The NRO, an intelligence and defense agency, builds and operates an unknown variety of classified satellites that collect intelligence for U.S. policymakers, military commands and other organizations. The director of the NRO Christopher Scolese earlier this 12 months revealed the agency set a goal to quadruple the variety of satellites it operates over the following decade and move to a more “proliferated architecture” of various size satellites in additional orbits.
Povak on Tuesday said these recent satellites “will deliver over 10 times as many signals and pictures as we’re collecting today.”
“The proliferation and diversification of our architecture will provide increased coverage, greater capability and resilience and more timely delivery of knowledge,” he said. The range of assets will make it harder for adversaries to harm the U.S. intelligence infrastructure, Povak added.
Responding to competitors
The NRO is increasingly counting on business imaging satellites but can also be constructing more of its own assets in space partly in response to the growing capabilities of rival nations, he said.
“Competitors across the globe are posing unprecedented challenges and eroding our technology advantage at a rapid pace,” Povak said.
“China specifically is closing a technology gap,” he added. “They’re investing significant money, manpower and resources to challenge America’s dominance in space, developing increasingly capable military space systems, a troubling array of sophisticated and lethal weapon systems, all enabled by space, and a growing arsenal of anti-satellite capabilities.”
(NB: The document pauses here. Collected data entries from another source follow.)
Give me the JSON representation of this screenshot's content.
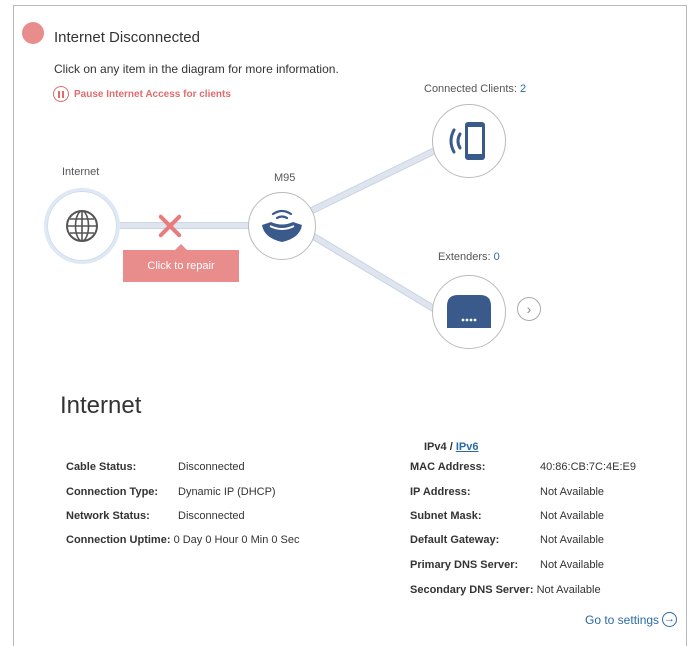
{
  "status": {
    "text": "Internet Disconnected",
    "color": "#e88c8c"
  },
  "hint": "Click on any item in the diagram for more information.",
  "pause_label": "Pause Internet Access for clients",
  "diagram": {
    "internet_label": "Internet",
    "router_label": "M95",
    "clients_label": "Connected Clients:",
    "clients_count": "2",
    "extenders_label": "Extenders:",
    "extenders_count": "0",
    "repair_label": "Click to repair"
  },
  "section_title": "Internet",
  "ip_tabs": {
    "ipv4": "IPv4",
    "separator": "/",
    "ipv6": "IPv6"
  },
  "left_info": [
    {
      "label": "Cable Status:",
      "value": "Disconnected"
    },
    {
      "label": "Connection Type:",
      "value": "Dynamic IP (DHCP)"
    },
    {
      "label": "Network Status:",
      "value": "Disconnected"
    },
    {
      "label": "Connection Uptime:",
      "value": "0 Day 0 Hour 0 Min 0 Sec"
    }
  ],
  "right_info": [
    {
      "label": "MAC Address:",
      "value": "40:86:CB:7C:4E:E9"
    },
    {
      "label": "IP Address:",
      "value": "Not Available"
    },
    {
      "label": "Subnet Mask:",
      "value": "Not Available"
    },
    {
      "label": "Default Gateway:",
      "value": "Not Available"
    },
    {
      "label": "Primary DNS Server:",
      "value": "Not Available"
    },
    {
      "label": "Secondary DNS Server:",
      "value": "Not Available"
    }
  ],
  "goto_settings": "Go to settings",
  "colors": {
    "accent": "#2b6aa8",
    "error": "#e06c6c",
    "device": "#3a5a8c"
  }
}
China and Russia are developing ground and space-based weapons specifically designed to interfere with or destroy U.S. systems, he said. These weapons include ground-based missiles, electronic jammers and cyber attacks.
“We’re answering these challenges by advancing the capabilities we put in space and on the bottom,” said Povak.
The brand new satellites the NRO expects to deploy over the following decade, he said, “will create more persistent coverage over any area of the Earth, provide faster revisit rates and increase the accuracy and fidelity of our data.”
“Our investments will increase the survivability and strength of our systems by shoring up single points of failure, addressing vulnerabilities on the bottom, within the cyber domain and on orbit,” Povak said.
The NRO is also buying small satellites for experiments to “rapidly assess recent technologies within the space environment and test recent concepts of operations on orbit,” Povak said. “This ‘pathfinder’ strategy is already reducing our timelines for deploying future operational systems.”
‘Responsive space’
Povak said the NRO is watching U.S. Space Force efforts to hurry up the timeline to launch space missions, under a program often called responsive space.
“Responsive space to us implies that we would like to have the ability to be prepared to launch a payload as soon as that payload is prepared,” he said.
It also means accessing multiple launch providers and launch sites to deploy a diversity of spacecraft starting from the normal schoolbus-size satellites so smaller platforms built with business satellites buses “that we are able to integrate recent payloads on.”
To have the ability to fulfill the goal of quadrupling the variety of satellites, the NRO is shrinking the production cycle, said Povak. “As a substitute of taking six to eight years to create one specific satellite, we’re now producing multiple satellites yearly.”